Premier vidéoclip de Sandra Le Couteur: le phare ou la quête vers la lumière

Sandra Le Couteur lance son premier vidéoclip, Le phare, réalisé par le cinéaste Pat Gauvin. Cette courte fiction musicale sur des images évoquant la fin du monde met en vedette plusieurs acteurs de l’Acadie, dont l’incontournable chanteur Serge Brideau qui figure au centre de cet équipage étrange.

Pour son premier vidéoclip, Sandra Le Couteur tenait à créer une œuvre intemporelle qui n’est pas située géographiquement. Même si le tournage s’est déroulé sur l’Île Lamèque et au large de Miscou, l’endroit est méconnaissable. La facture visuelle soignée aux teintes particulières, rappelle l’univers des films post-apocalyptiques.

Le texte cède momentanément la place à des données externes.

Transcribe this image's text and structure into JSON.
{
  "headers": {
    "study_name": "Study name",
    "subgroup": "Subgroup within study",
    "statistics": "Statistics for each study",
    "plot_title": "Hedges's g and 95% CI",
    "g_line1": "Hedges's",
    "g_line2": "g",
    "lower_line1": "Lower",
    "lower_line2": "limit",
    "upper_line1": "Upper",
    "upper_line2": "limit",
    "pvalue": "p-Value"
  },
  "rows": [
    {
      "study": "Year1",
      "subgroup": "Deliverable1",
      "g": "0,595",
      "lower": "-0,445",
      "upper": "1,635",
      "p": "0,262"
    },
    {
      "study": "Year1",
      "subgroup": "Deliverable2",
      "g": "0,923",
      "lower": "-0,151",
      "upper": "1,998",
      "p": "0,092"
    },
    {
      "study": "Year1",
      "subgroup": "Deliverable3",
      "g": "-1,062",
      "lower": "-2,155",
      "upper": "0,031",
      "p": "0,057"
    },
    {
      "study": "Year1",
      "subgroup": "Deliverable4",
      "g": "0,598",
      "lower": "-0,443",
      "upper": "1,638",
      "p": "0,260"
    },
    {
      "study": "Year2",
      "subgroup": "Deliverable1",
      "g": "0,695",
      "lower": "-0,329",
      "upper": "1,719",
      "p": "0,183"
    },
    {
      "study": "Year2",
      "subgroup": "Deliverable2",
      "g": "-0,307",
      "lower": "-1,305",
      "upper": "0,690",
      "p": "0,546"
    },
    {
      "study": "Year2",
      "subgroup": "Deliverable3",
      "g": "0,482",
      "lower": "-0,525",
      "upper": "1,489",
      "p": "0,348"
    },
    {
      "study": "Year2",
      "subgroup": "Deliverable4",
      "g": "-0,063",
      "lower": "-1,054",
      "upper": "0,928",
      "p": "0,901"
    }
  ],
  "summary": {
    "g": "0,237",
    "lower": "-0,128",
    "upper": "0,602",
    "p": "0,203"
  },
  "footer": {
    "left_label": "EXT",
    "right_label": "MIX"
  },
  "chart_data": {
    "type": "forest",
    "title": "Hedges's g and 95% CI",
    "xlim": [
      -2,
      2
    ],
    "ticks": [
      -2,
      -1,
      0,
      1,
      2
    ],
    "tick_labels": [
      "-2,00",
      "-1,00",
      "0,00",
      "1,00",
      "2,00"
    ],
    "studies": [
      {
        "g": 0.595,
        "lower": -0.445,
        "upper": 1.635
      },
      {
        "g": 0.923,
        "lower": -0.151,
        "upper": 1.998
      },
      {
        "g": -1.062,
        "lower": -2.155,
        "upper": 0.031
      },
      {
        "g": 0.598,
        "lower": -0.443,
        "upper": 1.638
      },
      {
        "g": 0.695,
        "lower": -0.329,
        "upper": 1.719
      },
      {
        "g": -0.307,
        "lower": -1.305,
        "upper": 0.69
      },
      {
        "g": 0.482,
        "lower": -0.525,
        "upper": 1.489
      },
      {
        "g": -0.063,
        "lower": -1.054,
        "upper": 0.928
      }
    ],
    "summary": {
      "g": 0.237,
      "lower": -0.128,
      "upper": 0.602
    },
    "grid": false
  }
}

«On voulait avoir quelque chose de disjoncté et d’apocalyptique dans le genre des films Mad Max. J’ai choisi Le phare parce que c’est une chanson qui a de la viande sur l’os et qui raconte une histoire. Le phare fait référence à la Déportation, mais de façon poétique. C’est pour ça qu’au début, l’équipage est étampé de l’étoile jaune», a expliqué Sandra Le Couteur qui a voulu aussi faire un clin d’oeil aux populations du monde en exil.

La chanson Le phare, dont les paroles ont été écrites par son fils et poète Valéry Robichaud, est en quelque sorte une métaphore de la Déportation. Or, le vidéoclip ne fait pas nécessairement de lien avec l’Acadie, sauf pour l’étoile jaune. Pat Gauvin qui a écrit le scénario du clip estime qu’il s’agit d’une chanson épique qui aborde une grande quête. C’est cette quête qu’il a voulu illustrer dans le clip. Guidé par Sandra Le Couteur qui a découvert un médaillon porteur d’espoir, l’équipage à l’allure un peu démentielle partira à la recherche du phare à bord d’un navire conduit par le capitaine incarné par Alyre Robichaud.

«C’est comme s’il n’y avait plus rien et qu’il fallait trouver la lumière qui est le phare dans ce cas-ci», a indiqué le cinéaste qui signe son cinquième vidéoclip.

Le tournage s’est déroulé sur la mer et sur le site d’une maison abandonnée au mois de novembre. C’était une journée brumeuse et froide, créant ainsi une lumière particulière. L’équipe de tournage a rassemblé 18 personnes, dont les acteurs Serge Brideau, Alyre Robichaud, Milène Robichaud, Shaun Ferguson, Solange Noël, Dennis Morton et Stéphane Lévesque. Le tournage a nécessité deux semaines de préparation, pour la confection des costumes et des décors. Pat Gauvin précise que c’est un projet à grand déploiement.

Reconnu pour ses séries documentaires comme La pêche maudite, le cinéaste et son entreprise Bosco Médias qu’il dirige avec Stéphane Lévesque se spécialisent de plus en plus dans les projets télévisuels et les vidéoclips. Il a réalisé, entre autres, le clip de Raphaël Butler, Harley 1970, pour lequel il a remporté un prix Musique NB.

«J’aime bien les vidéoclips parce que c’est créatif et il y a plus de liberté. C’est toujours le fun de partager des idées avec mes amis musiciens. Quand je réalise un vidéoclip, je fais confiance aux artistes puisque ce sont eux qui ont composé leurs chansons. On se rencontre et on discute de ce qu’ils voient comme image à mettre dans le vidéoclip. De là, ça m’inspire des choses et on élabore ensemble des scénarios. Par la suite, je finalise un scénario plus détaillé», a ajouté le cinéaste qui a apporté une attention particulière à la direction artistique et à la photographie.

Jugeant que le vidéoclip rappelle les pays du Nord et l’univers des Vikings, Sandra Le Couteur envisage de créer une version sous-titrée en norvégien afin de l’acheminer vers cette région du monde où elle a des contacts.

Produit par Bosco Médias et financé en partie par le secteur privé, le vidéoclip Le phare sera lancé jeudi au restaurant Au P’tit Mousse de Lamèque dans le cadre d’un 5 à 7.